Other parameters are defined in the file utils/generate_config.py.

Running the generation script will output programs, each of which is saved into a json file, including data fields code (list of output programs) and prompt (constructed input sequence to the LM model).

Running Unit Tests

Once the programs are generated, they are evaluated against the corresponding unseen unit tests in each problem.

To execute the unit tests and obtain test outcomes, we adapt our code to the official implementation of the APPS benchmark.

We created scripts/run_unit_tests.sh to generate programs on the APPS benchmark. You can directly run this file by configuring the following parameters:

Parameters Description Example Values
code_path Path to the generated programs to be evaluated outputs/codes/
output_path Path to the save unit test results outputs/test_results/
test_path Path to the original test samples data/APPS/test/
example_tests Whether to evaluate the programs on example unit tests (for filtering, refining programs) or hidden unit tests (for final evaluation) 0: use hidden unit tests; 1: use example unit tests
start start index of test samples to be evaluated 0
end end index of test samples to be evaluated 5000
threads Depending on the capacity of the computation resource to run unit tests, we can run unit tests on multiple test samples over multiple threads to speed up the execution time 30

Running the script will output test results for each program. For each test sample, the results are saved into a pickle file, including data fields results (list of test outcomes, one of -2 = compile error, -1 = runtime error, False = failed test case, True = passed test case), errors (real compile error trace with details like error type and line numbers), and sols (corresponding programs being evaluated).

Compared to the original implementation from APPS, we adopt one trick which will exit the unit testing loop if a program does not pass any test case.
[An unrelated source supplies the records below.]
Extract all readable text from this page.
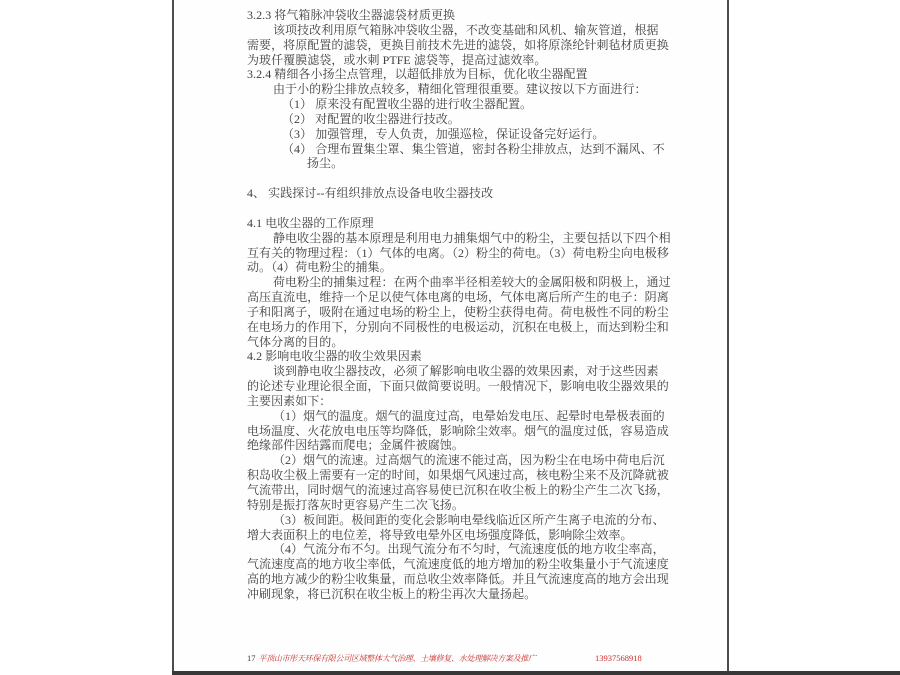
3.2.3 将气箱脉冲袋收尘器滤袋材质更换
该项技改利用原气箱脉冲袋收尘器，不改变基础和风机、输灰管道，根据
需要，将原配置的滤袋，更换目前技术先进的滤袋，如将原涤纶针刺毡材质更换
为玻仟覆膜滤袋，或水刺 PTFE 滤袋等，提高过滤效率。
3.2.4 精细各小扬尘点管理，以超低排放为目标，优化收尘器配置
由于小的粉尘排放点较多，精细化管理很重要。建议按以下方面进行：
（1） 原来没有配置收尘器的进行收尘器配置。
（2） 对配置的收尘器进行技改。
（3） 加强管理，专人负责，加强巡检，保证设备完好运行。
（4） 合理布置集尘罩、集尘管道，密封各粉尘排放点，达到不漏风、不
扬尘。
4、 实践探讨--有组织排放点设备电收尘器技改
4.1 电收尘器的工作原理
静电收尘器的基本原理是利用电力捕集烟气中的粉尘，主要包括以下四个相
互有关的物理过程：（1）气体的电离。（2）粉尘的荷电。（3）荷电粉尘向电极移
动。（4）荷电粉尘的捕集。
荷电粉尘的捕集过程：在两个曲率半径相差较大的金属阳极和阴极上，通过
高压直流电，维持一个足以使气体电离的电场，气体电离后所产生的电子：阴离
子和阳离子，吸附在通过电场的粉尘上，使粉尘获得电荷。荷电极性不同的粉尘
在电场力的作用下，分别向不同极性的电极运动，沉积在电极上，而达到粉尘和
气体分离的目的。
4.2 影响电收尘器的收尘效果因素
谈到静电收尘器技改，必须了解影响电收尘器的效果因素，对于这些因素
的论述专业理论很全面，下面只做简要说明。一般情况下，影响电收尘器效果的
主要因素如下：
（1）烟气的温度。烟气的温度过高，电晕始发电压、起晕时电晕极表面的
电场温度、火花放电电压等均降低，影响除尘效率。烟气的温度过低，容易造成
绝缘部件因结露而爬电；金属件被腐蚀。
（2）烟气的流速。过高烟气的流速不能过高，因为粉尘在电场中荷电后沉
积岛收尘极上需要有一定的时间，如果烟气风速过高，核电粉尘来不及沉降就被
气流带出，同时烟气的流速过高容易使已沉积在收尘板上的粉尘产生二次飞扬，
特别是振打落灰时更容易产生二次飞扬。
（3）板间距。极间距的变化会影响电晕线临近区所产生离子电流的分布、
增大表面积上的电位差，将导致电晕外区电场强度降低，影响除尘效率。
（4）气流分布不匀。出现气流分布不匀时，气流速度低的地方收尘率高，
气流速度高的地方收尘率低，气流速度低的地方增加的粉尘收集量小于气流速度
高的地方减少的粉尘收集量，而总收尘效率降低。并且气流速度高的地方会出现
冲刷现象，将已沉积在收尘板上的粉尘再次大量扬起。
17 平顶山市彤天环保有限公司区域整体大气治理、土壤修复、水处理解决方案及推广	13937568918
This will speed up the testing process while the final passing rate measures are not affected. Refer to the run_test function in utils/testing_utils.py for more details.

Evaluating Programs

To compute the pass@k metrics, rather than using the APPS evaluation metrics, we follow the official implementation of the HumanEval benchmark (which better measures pass@k normalized by the number of possible k programs)

Generating Programs with Critic Sampling

We will release the implementation details of our critic sampling procedure.

Example Generated Programs

The problem is from the APPS benchmark, and the solution programs are generated by CodeT5 and CodeRL.

Citation

If you find the paper or the source code useful to your projects, please cite the following bibtex:

@article{coderl2022,
  title={CodeRL: Mastering Code Generation through Pretrained Models and Deep Reinforcement Learning},
  author={Le, Hung and Wang, Yue and Gotmare, Akhilesh Deepak and Savarese, Silvio and Hoi, Steven C. H.},
  journal={arXiv preprint arXiv:2207.01780},
  year={2022}
}

License

The code is released under BSD 3-Clause - see LICENSE.txt for details.

This code is developed from other open source projects: including APPS, HumanEval, and transformers. We thank the original contributors of these works for open-sourcing their valuable source codes.